As Thoreau rediscovers what the Pilgrims stumbled upon, our edition of his Cape
Cod includes an important new discovery: his Champlain maps of 1612 and
1632, which were nearly lost to history. A portion of one of the two maps, which
we reproduce along with Thoreau's own notes as unbound facsimiles, is shown below.
Click here for more on the maps and their connection to the Cape. Then scroll
down on this page to enjoy some of Thoreau's words on his journey to Cape Cod. He
went to the woods to live deliberately, but he came to the sea to—in his words—"put
all America behind him."
I wished to see that seashore where man's works are wrecks; to put up at the true
Atlantic House, where the ocean is land-lord as well as sea-lord, and comes ashore
without a wharf for the landing; where the crumbling land is the only invalid, or
at best is but dry land, and that is all you can say of it.

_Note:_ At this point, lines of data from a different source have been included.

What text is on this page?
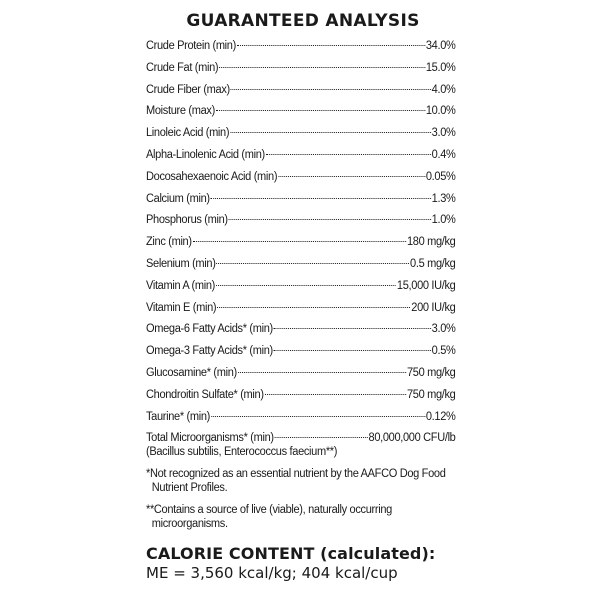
GUARANTEED ANALYSIS
Crude Protein (min)	34.0%
Crude Fat (min)	15.0%
Crude Fiber (max)	4.0%
Moisture (max)	10.0%
Linoleic Acid (min)	3.0%
Alpha-Linolenic Acid (min)	0.4%
Docosahexaenoic Acid (min)	0.05%
Calcium (min)	1.3%
Phosphorus (min)	1.0%
Zinc (min)	180 mg/kg
Selenium (min)	0.5 mg/kg
Vitamin A (min)	15,000 IU/kg
Vitamin E (min)	200 IU/kg
Omega-6 Fatty Acids* (min)	3.0%
Omega-3 Fatty Acids* (min)	0.5%
Glucosamine* (min)	750 mg/kg
Chondroitin Sulfate* (min)	750 mg/kg
Taurine* (min)	0.12%
Total Microorganisms* (min)	80,000,000 CFU/lb
(Bacillus subtilis, Enterococcus faecium**)
*Not recognized as an essential nutrient by the AAFCO Dog Food
Nutrient Profiles.
**Contains a source of live (viable), naturally occurring
microorganisms.
CALORIE CONTENT (calculated):
ME = 3,560 kcal/kg; 404 kcal/cup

Sailors making the land commonly steer either by the wind-mills or the meeting-houses.
In the country, we are obliged to steer by the meeting-houses alone. Yet the meeting-house
is a kind of wind-mill, …turned either by the winds of doctrine or public opinion,
or more rarely by the winds of Heaven, where another sort of grist is ground….

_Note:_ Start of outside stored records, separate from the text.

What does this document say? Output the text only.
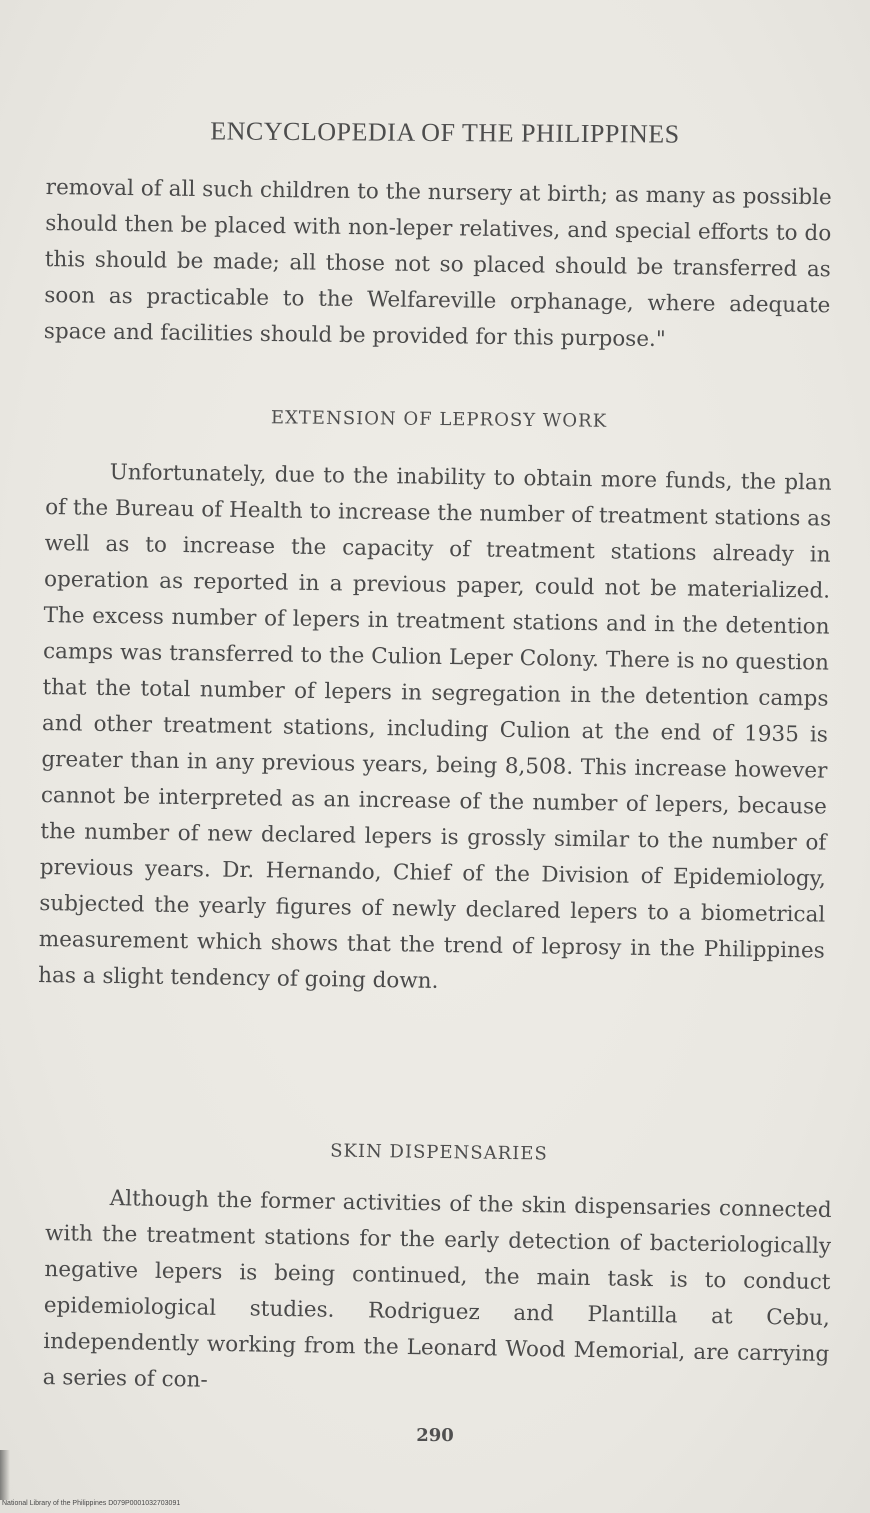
ENCYCLOPEDIA OF THE PHILIPPINES
removal of all such children to the nursery at birth; as many as possible should then be placed with non-leper relatives, and special efforts to do this should be made; all those not so placed should be transferred as soon as practicable to the Welfareville orphanage, where adequate space and facilities should be provided for this purpose."
EXTENSION OF LEPROSY WORK
Unfortunately, due to the inability to obtain more funds, the plan of the Bureau of Health to increase the number of treatment stations as well as to increase the capacity of treatment stations already in operation as reported in a previous paper, could not be materialized. The excess number of lepers in treatment stations and in the detention camps was transferred to the Culion Leper Colony. There is no question that the total number of lepers in segregation in the detention camps and other treatment stations, including Culion at the end of 1935 is greater than in any previous years, being 8,508. This increase however cannot be interpreted as an increase of the number of lepers, because the number of new declared lepers is grossly similar to the number of previous years. Dr. Hernando, Chief of the Division of Epidemiology, subjected the yearly figures of newly declared lepers to a biometrical measurement which shows that the trend of leprosy in the Philippines has a slight tendency of going down.
SKIN DISPENSARIES
Although the former activities of the skin dispensaries connected with the treatment stations for the early detection of bacteriologically negative lepers is being continued, the main task is to conduct epidemiological studies. Rodriguez and Plantilla at Cebu, independently working from the Leonard Wood Memorial, are carrying a series of con-
290
National Library of the Philippines D079P0001032703091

The inhabitants measure their crops, not only by bushels of corn, but by barrels
of clams. A thousand barrels of clam-bait are counted as equal in value to six or
eight thousand bushels of Indian corn, and once they were procured without more
labor or expense, and the supply was thought to be inexhaustible.
All that is told of the sea has a fabulous sound to an inhabitant of the land, and
all its products have a certain fabulous quality, as if they belonged to another
planet, from sea-weed to a sailor's yarn, or a fish-story.
Probably no such ancient mariner as we dream of exists; they know no more, at least,
than the older sailors do about this voyage of life on which we are all embarked.
Nevertheless, we love to hear the sayings of old sailors, and their accounts of
natural phenomena, which totally ignore, and are ignored by, science.